La situation économique de Livienne n’a pas amené le développement d’un commerce extérieur d’envergure : la plupart des échanges en ville sont destinés à la consommation intra muros. La ville ne possède aucun véritable produit destiné à l’export et compte davantage sur son indépendance alimentaire plutôt que sur une possible ouverture aux autres cités. L’octroi assez élevé pour les marchandises arrivant des autres régions permet de maintenir un niveau de production et de prospérité économique relatif pour la population locale tout en bénéficiant aux Les foires agricoles sont courues principalement par les taverniers et autres travailleurs des métiers de l’alimentation, tandis que les artisans se fournissent directement chez les producteurs de matière première en dehors des murs. Cela a néanmoins permis le développement d’une guilde de portefaix dont les membres sont installés en bordure du quartier de Fer et louent leurs services à l’artisan le plus offrant.
La population liviennoise est réputée pour son sens du travail. En effet, de nombreuses corporations se sont fondées autour du secteur de l’agriculture et de la chasse, créant ainsi de nombreuses interactions sociales entre les différents travailleurs d’un même secteur. Ainsi, le travail y est une valeur fondamentale en terme de reconnaissance sociale, et les paresseux sont souvent pointés du doigt, considérés comme peu méritants. On retrouve également de nombreuses fêtes liées aux différentes périodes de récolte ou de chasse. Toutefois, la population travaillant essentiellement dans les secteurs primaires, ne sont pas particulièrement récompensés puisqu’ils touchent des salaires relativement bas, et ce, sans compter du prix élevé des produits issus de l’artisanat, principalement importés des villes voisines. Ainsi, la population est principalement pauvre, et ne compte que très peu de notables. Du fait des corporations et de l’organisation liée des différents secteurs de métiers, une forme de solidarité s’est créée au sein de la population. De plus, les habitants font régulièrement usage du troc.

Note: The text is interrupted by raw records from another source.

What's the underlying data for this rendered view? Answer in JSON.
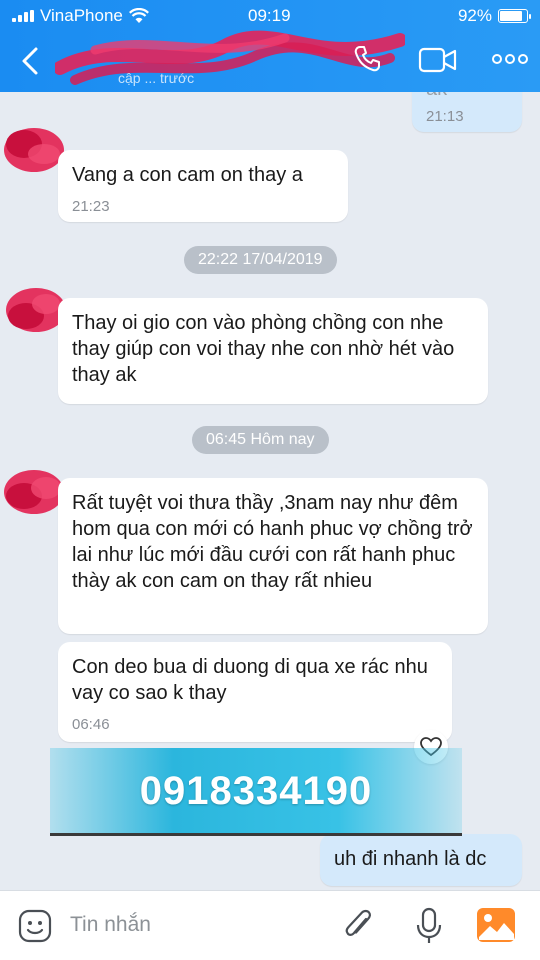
{
  "status_bar": {
    "carrier": "VinaPhone",
    "time": "09:19",
    "battery": "92%",
    "battery_level": 0.92
  },
  "header": {
    "back_icon": "back-chevron-icon",
    "subtitle": "cập ... trước",
    "icons": [
      "phone-icon",
      "video-call-icon",
      "more-icon"
    ]
  },
  "messages": [
    {
      "from": "me",
      "text": "ak",
      "time": "21:13"
    },
    {
      "from": "other",
      "text": "Vang a con cam on thay a",
      "time": "21:23"
    },
    {
      "type": "separator",
      "text": "22:22 17/04/2019"
    },
    {
      "from": "other",
      "text": "Thay oi gio con vào phòng chồng con nhe thay giúp con voi thay nhe con nhờ hét vào thay ak",
      "time": ""
    },
    {
      "type": "separator",
      "text": "06:45 Hôm nay"
    },
    {
      "from": "other",
      "text": "Rất tuyệt voi thưa thầy ,3nam nay như đêm hom qua con mới có hanh phuc vợ chồng trở lai như lúc mới đầu cưới con rất hanh phuc thày ak con cam on thay rất nhieu",
      "time": ""
    },
    {
      "from": "other",
      "text": "Con deo bua di duong di qua xe rác nhu vay co sao k thay",
      "time": "06:46"
    },
    {
      "from": "me",
      "text": "uh đi nhanh là dc",
      "time": ""
    }
  ],
  "overlay_banner": {
    "text": "0918334190"
  },
  "input_bar": {
    "placeholder": "Tin nhắn",
    "icons": [
      "sticker-icon",
      "attach-icon",
      "microphone-icon",
      "image-icon"
    ]
  },
  "colors": {
    "header": "#1a8cf2",
    "chat_bg": "#e6ebf2",
    "my_bubble": "#d4e9fb",
    "banner": "#2bb6dd"
  }
}
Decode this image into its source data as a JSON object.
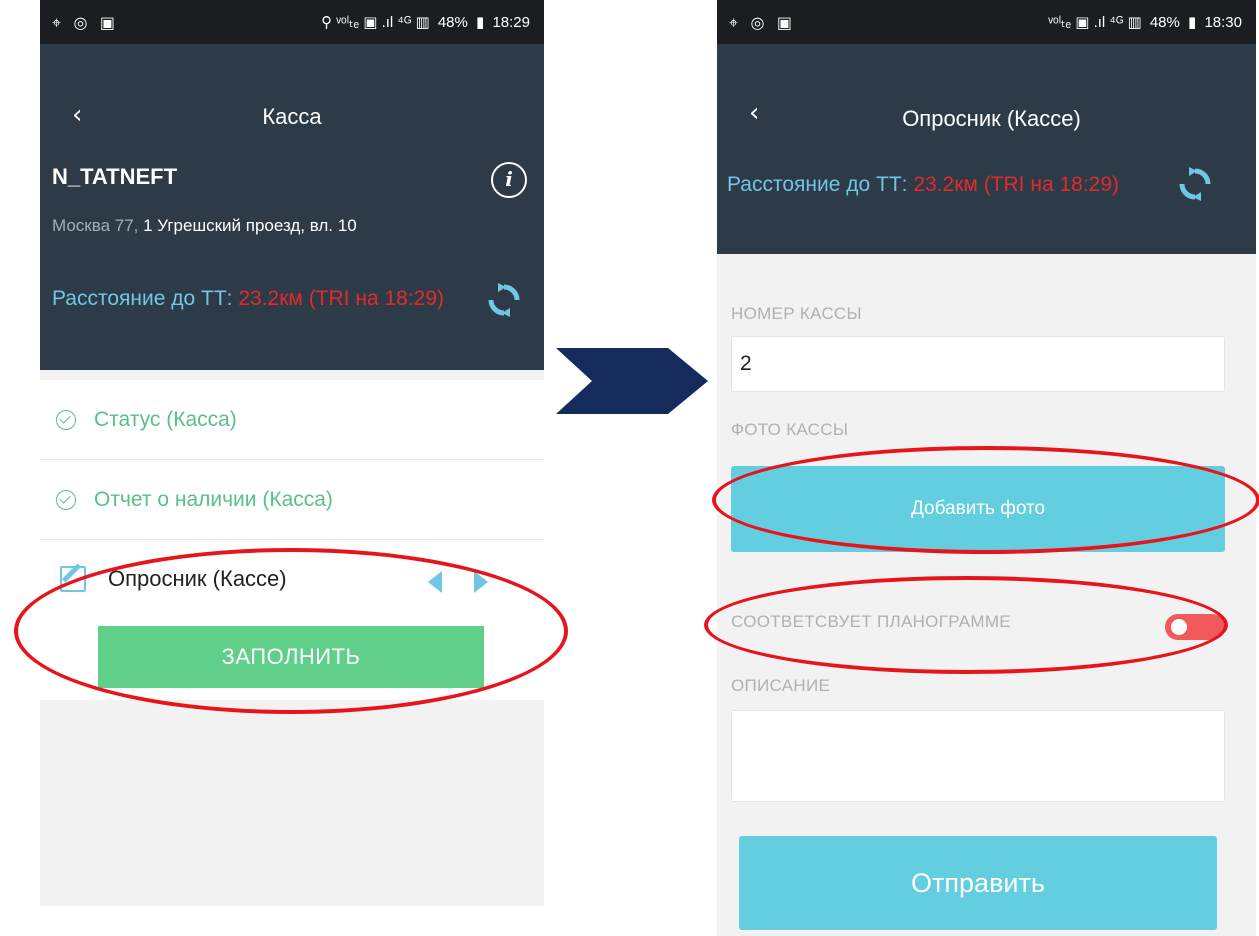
{
  "left_screen": {
    "statusbar": {
      "left_icons": "⌖ ◎ ▣",
      "signal": "⚲ ᵛᵒˡₜₑ ▣ .ıl ⁴ᴳ ▥",
      "battery": "48%",
      "time": "18:29"
    },
    "header": {
      "title": "Касса",
      "store_name": "N_TATNEFT",
      "address_city": "Москва 77,",
      "address_street": " 1 Угрешский проезд, вл. 10",
      "distance_label": "Расстояние до ТТ: ",
      "distance_value": "23.2км (TRI на 18:29)"
    },
    "list": {
      "items": [
        {
          "label": "Статус (Касса)",
          "state": "done"
        },
        {
          "label": "Отчет о наличии (Касса)",
          "state": "done"
        },
        {
          "label": "Опросник (Кассе)",
          "state": "active"
        }
      ],
      "fill_button": "ЗАПОЛНИТЬ"
    }
  },
  "right_screen": {
    "statusbar": {
      "left_icons": "⌖ ◎ ▣",
      "signal": "ᵛᵒˡₜₑ ▣ .ıl ⁴ᴳ ▥",
      "battery": "48%",
      "time": "18:30"
    },
    "header": {
      "title": "Опросник (Кассе)",
      "distance_label": "Расстояние до ТТ: ",
      "distance_value": "23.2км (TRI на 18:29)"
    },
    "form": {
      "number_label": "НОМЕР КАССЫ",
      "number_value": "2",
      "photo_label": "ФОТО КАССЫ",
      "photo_button": "Добавить фото",
      "planogram_label": "СООТВЕТСВУЕТ ПЛАНОГРАММЕ",
      "planogram_toggle_on": false,
      "description_label": "ОПИСАНИЕ",
      "description_value": "",
      "send_button": "Отправить"
    }
  },
  "colors": {
    "header_bg": "#2d3a48",
    "accent_green": "#59c08a",
    "accent_blue": "#63cee0",
    "distance_red": "#e42b2b",
    "toggle_off": "#f05a5a",
    "highlight_red": "#e8141c",
    "arrow_navy": "#142b5c"
  }
}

Livienne accueille en son sein plusieurs petits groupes de laudateurs extrémistes contestant l’organisation planifiée de la dotation. En effet, prônant une utilisation dite « naturelle » et portée sur la réalisation des volontés divines, les sectaires rejettent profondément l’utilisation de la dotation dans l’optique de la rentabilité. Toutefois, du fait de la présence militaire, ces sectes n’ont que très peu de marge de manœuvre. On compte tout de même quelques actions notables comme par exemple la grande évasion de 1592, durant laquelle les extrémistes parviennent à faire évader trois sibylles de la Prison de Forvantoux. Les sibylles jugées responsables de certaines de diverses catastrophes naturelles ainsi que les sectaires sont cependant traqués, et retrouvés quelques semaines plus tard, avant d’être exécutés en guise d’exemple.

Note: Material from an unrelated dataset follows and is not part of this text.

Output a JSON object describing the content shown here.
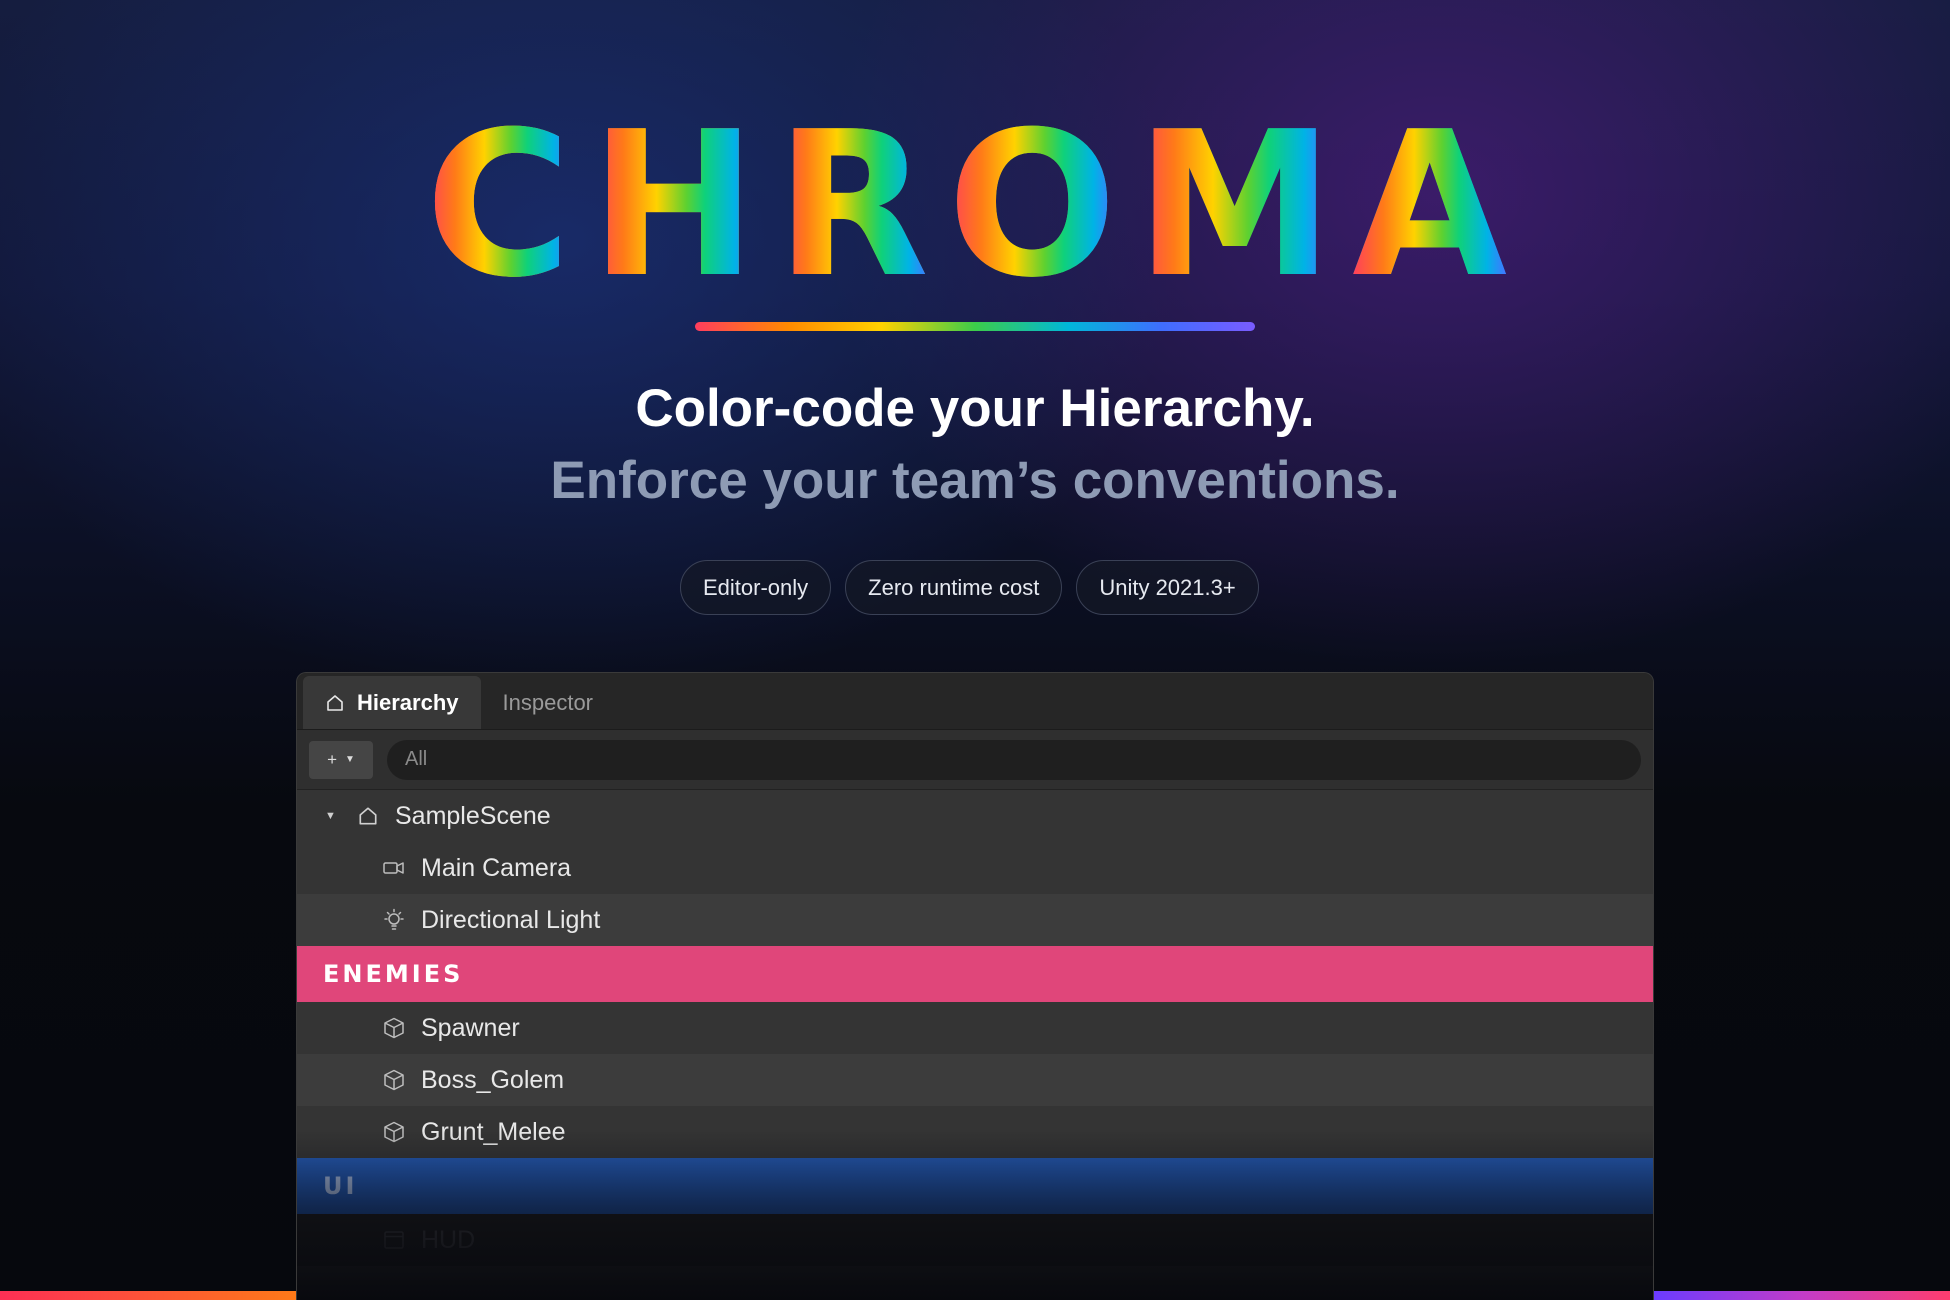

Ainsi, si les sectes extrémistes sont au cœur de nombreuses légendes et croyances populaires, leurs actions sont très limitées, et elles restent essentiellement l’objet de nombreux racontars plus ou moins fondés ou fantasmes.
Il n’y a pas de grande criminalité à proprement parler à Livienne, du fait du manque d’attractivité pour ce secteur d’activité. Il n’est cependant pas rare d’observer des vols à l’étalage ou à la tire lors des foires et autres marchés, perpétrés la plupart du temps par de jeunes enfants ou adolescents orphelins. Le Guet reste assez présent dans la cité et les patrouilles fréquentes, mais il n’est pas exclu qu’une partie des effectifs ait des accointances avec la petite pègre. En conclusion, Livienne apparaît comme une cité relativement calme par rapport aux autres du continent, malgré les quelques pans de criminalité indissociables de toute ville.